Que serait un événement sans apéro ? Une buvette sera mise à disposition à 18h pour échanger autour d’un sujet de haute importance : la lutte locale, indispensable à l’écologie.  Chacun est convié à apporter une boisson pour la partager avec autrui. Le collectif a prévu quelques mets, mais n’hésitez pas à apporter également quelque chose à grignoter.

Cet apéro sera suivi d’une conférence-débat à 19h. Le thème abordé au cours de cette conférence sera l’artificialisation des sols et son impact sur la biodiversité. Elle sera animée par Virginie Maris, philosophe de l’environnement, et Yves Bas, chercheur en écologie.

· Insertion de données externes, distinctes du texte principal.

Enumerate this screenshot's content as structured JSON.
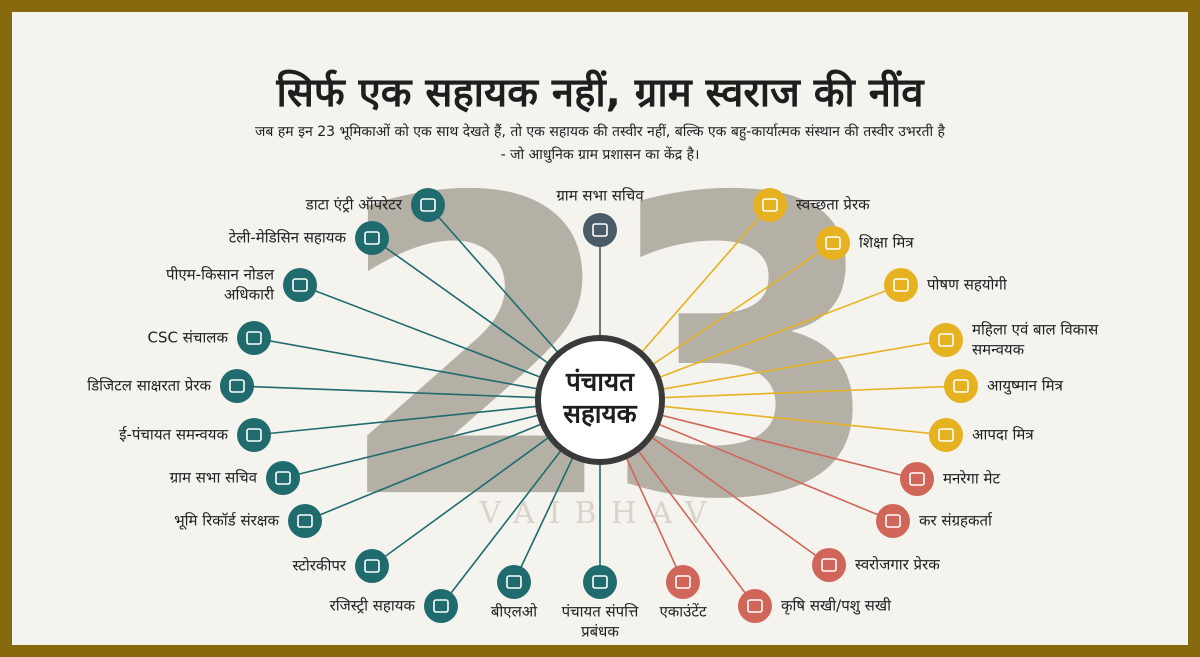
{
  "header": {
    "title": "सिर्फ एक सहायक नहीं, ग्राम स्वराज की नींव",
    "subtitle": [
      "जब हम इन 23 भूमिकाओं को एक साथ देखते हैं, तो एक सहायक की तस्वीर नहीं, बल्कि एक बहु-कार्यात्मक संस्थान की तस्वीर उभरती है",
      "- जो आधुनिक ग्राम प्रशासन का केंद्र है।"
    ]
  },
  "center": {
    "lines": [
      "पंचायत",
      "सहायक"
    ]
  },
  "big_number": "23",
  "watermark": "VAIBHAV",
  "nodes": [
    {
      "lines": [
        "डाटा एंट्री ऑपरेटर"
      ],
      "color": "#1f6b6e"
    },
    {
      "lines": [
        "टेली-मेडिसिन सहायक"
      ],
      "color": "#1f6b6e"
    },
    {
      "lines": [
        "पीएम-किसान नोडल",
        "अधिकारी"
      ],
      "color": "#1f6b6e"
    },
    {
      "lines": [
        "CSC संचालक"
      ],
      "color": "#1f6b6e"
    },
    {
      "lines": [
        "डिजिटल साक्षरता प्रेरक"
      ],
      "color": "#1f6b6e"
    },
    {
      "lines": [
        "ई-पंचायत समन्वयक"
      ],
      "color": "#1f6b6e"
    },
    {
      "lines": [
        "ग्राम सभा सचिव"
      ],
      "color": "#1f6b6e"
    },
    {
      "lines": [
        "भूमि रिकॉर्ड संरक्षक"
      ],
      "color": "#1f6b6e"
    },
    {
      "lines": [
        "स्टोरकीपर"
      ],
      "color": "#1f6b6e"
    },
    {
      "lines": [
        "रजिस्ट्री सहायक"
      ],
      "color": "#1f6b6e"
    },
    {
      "lines": [
        "बीएलओ"
      ],
      "color": "#1f6b6e"
    },
    {
      "lines": [
        "पंचायत संपत्ति",
        "प्रबंधक"
      ],
      "color": "#1f6b6e"
    },
    {
      "lines": [
        "ग्राम सभा सचिव"
      ],
      "color": "#4a5a66"
    },
    {
      "lines": [
        "स्वच्छता प्रेरक"
      ],
      "color": "#e6b222"
    },
    {
      "lines": [
        "शिक्षा मित्र"
      ],
      "color": "#e6b222"
    },
    {
      "lines": [
        "पोषण सहयोगी"
      ],
      "color": "#e6b222"
    },
    {
      "lines": [
        "महिला एवं बाल विकास",
        "समन्वयक"
      ],
      "color": "#e6b222"
    },
    {
      "lines": [
        "आयुष्मान मित्र"
      ],
      "color": "#e6b222"
    },
    {
      "lines": [
        "आपदा मित्र"
      ],
      "color": "#e6b222"
    },
    {
      "lines": [
        "मनरेगा मेट"
      ],
      "color": "#d0665a"
    },
    {
      "lines": [
        "कर संग्रहकर्ता"
      ],
      "color": "#d0665a"
    },
    {
      "lines": [
        "स्वरोजगार प्रेरक"
      ],
      "color": "#d0665a"
    },
    {
      "lines": [
        "कृषि सखी/पशु सखी"
      ],
      "color": "#d0665a"
    },
    {
      "lines": [
        "एकाउंटेंट"
      ],
      "color": "#d0665a"
    }
  ]
}
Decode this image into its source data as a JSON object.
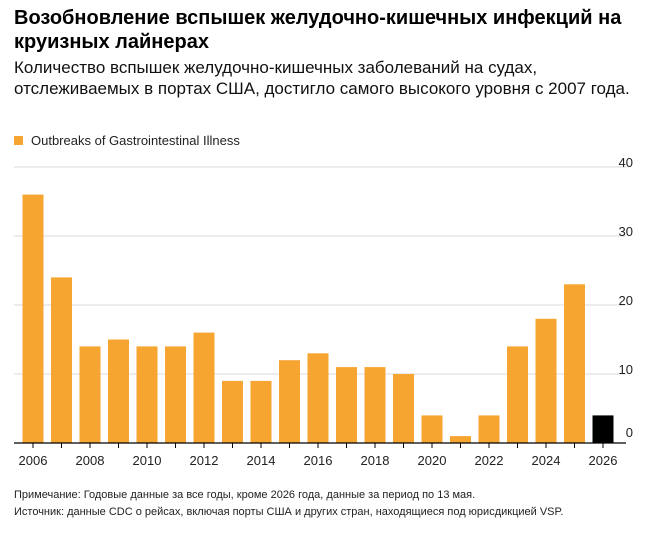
{
  "title": "Возобновление вспышек желудочно-кишечных инфекций на круизных лайнерах",
  "subtitle": "Количество вспышек желудочно-кишечных заболеваний на судах, отслеживаемых в портах США, достигло самого высокого уровня с 2007 года.",
  "legend_label": "Outbreaks of Gastrointestinal Illness",
  "note": "Примечание: Годовые данные за все годы, кроме 2026 года, данные за период по 13 мая.",
  "source": "Источник: данные CDC о рейсах, включая порты США и других стран, находящиеся под юрисдикцией VSP.",
  "colors": {
    "bar": "#f7a531",
    "highlight": "#000000",
    "grid": "#d9d9d9",
    "axis": "#000000"
  },
  "chart_data": {
    "type": "bar",
    "x": [
      2006,
      2007,
      2008,
      2009,
      2010,
      2011,
      2012,
      2013,
      2014,
      2015,
      2016,
      2017,
      2018,
      2019,
      2020,
      2021,
      2022,
      2023,
      2024,
      2025,
      2026
    ],
    "series": [
      {
        "name": "Outbreaks of Gastrointestinal Illness",
        "values": [
          36,
          24,
          14,
          15,
          14,
          14,
          16,
          9,
          9,
          12,
          13,
          11,
          11,
          10,
          4,
          1,
          4,
          14,
          18,
          23,
          4
        ]
      }
    ],
    "highlight_x": 2026,
    "x_tick_labels": [
      "2006",
      "2008",
      "2010",
      "2012",
      "2014",
      "2016",
      "2018",
      "2020",
      "2022",
      "2024",
      "2026"
    ],
    "y_tick_labels": [
      "0",
      "10",
      "20",
      "30",
      "40"
    ],
    "ylim": [
      0,
      40
    ],
    "yaxis_side": "right",
    "grid": true
  }
}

L’apéro et la conférence auront lieu au Mas de Gentil à Combaillaux.

SOS Oulala ! Quand la construction amène à la destruction.

SOS Oulala est un collectif engagé dans la lutte de préservation des zones naturelles du Nord de Montpellier face au projet de construction d’un périphérique par le département. Les membres du collectif lancent une alerte concernant la bétonisation que subiront les espaces verts de Montpellier à cause des travaux sur le LIEN (ou RD68).

Il n’est plus étonnant ni tabou d’affirmer que cette jonction autoroutière entre l’A9 et l’A75 est toute aussi polluante que catastrophique pour la nature. Conséquences ? Pollution de l’eau, de l’air, mais également augmentation des risques d’incendies et d’inondation, sans oublier les 69 ha de nature et zones cultivées remplacées par du béton. Le collectif dénonce également la perte de 31 millions d’euros d’argent public dépensé pour 8km de route.

Praticité, fluidité de la circulation, jusqu’à quel prix ? Peut-être faudrait-il songer à construire sans déconstruire.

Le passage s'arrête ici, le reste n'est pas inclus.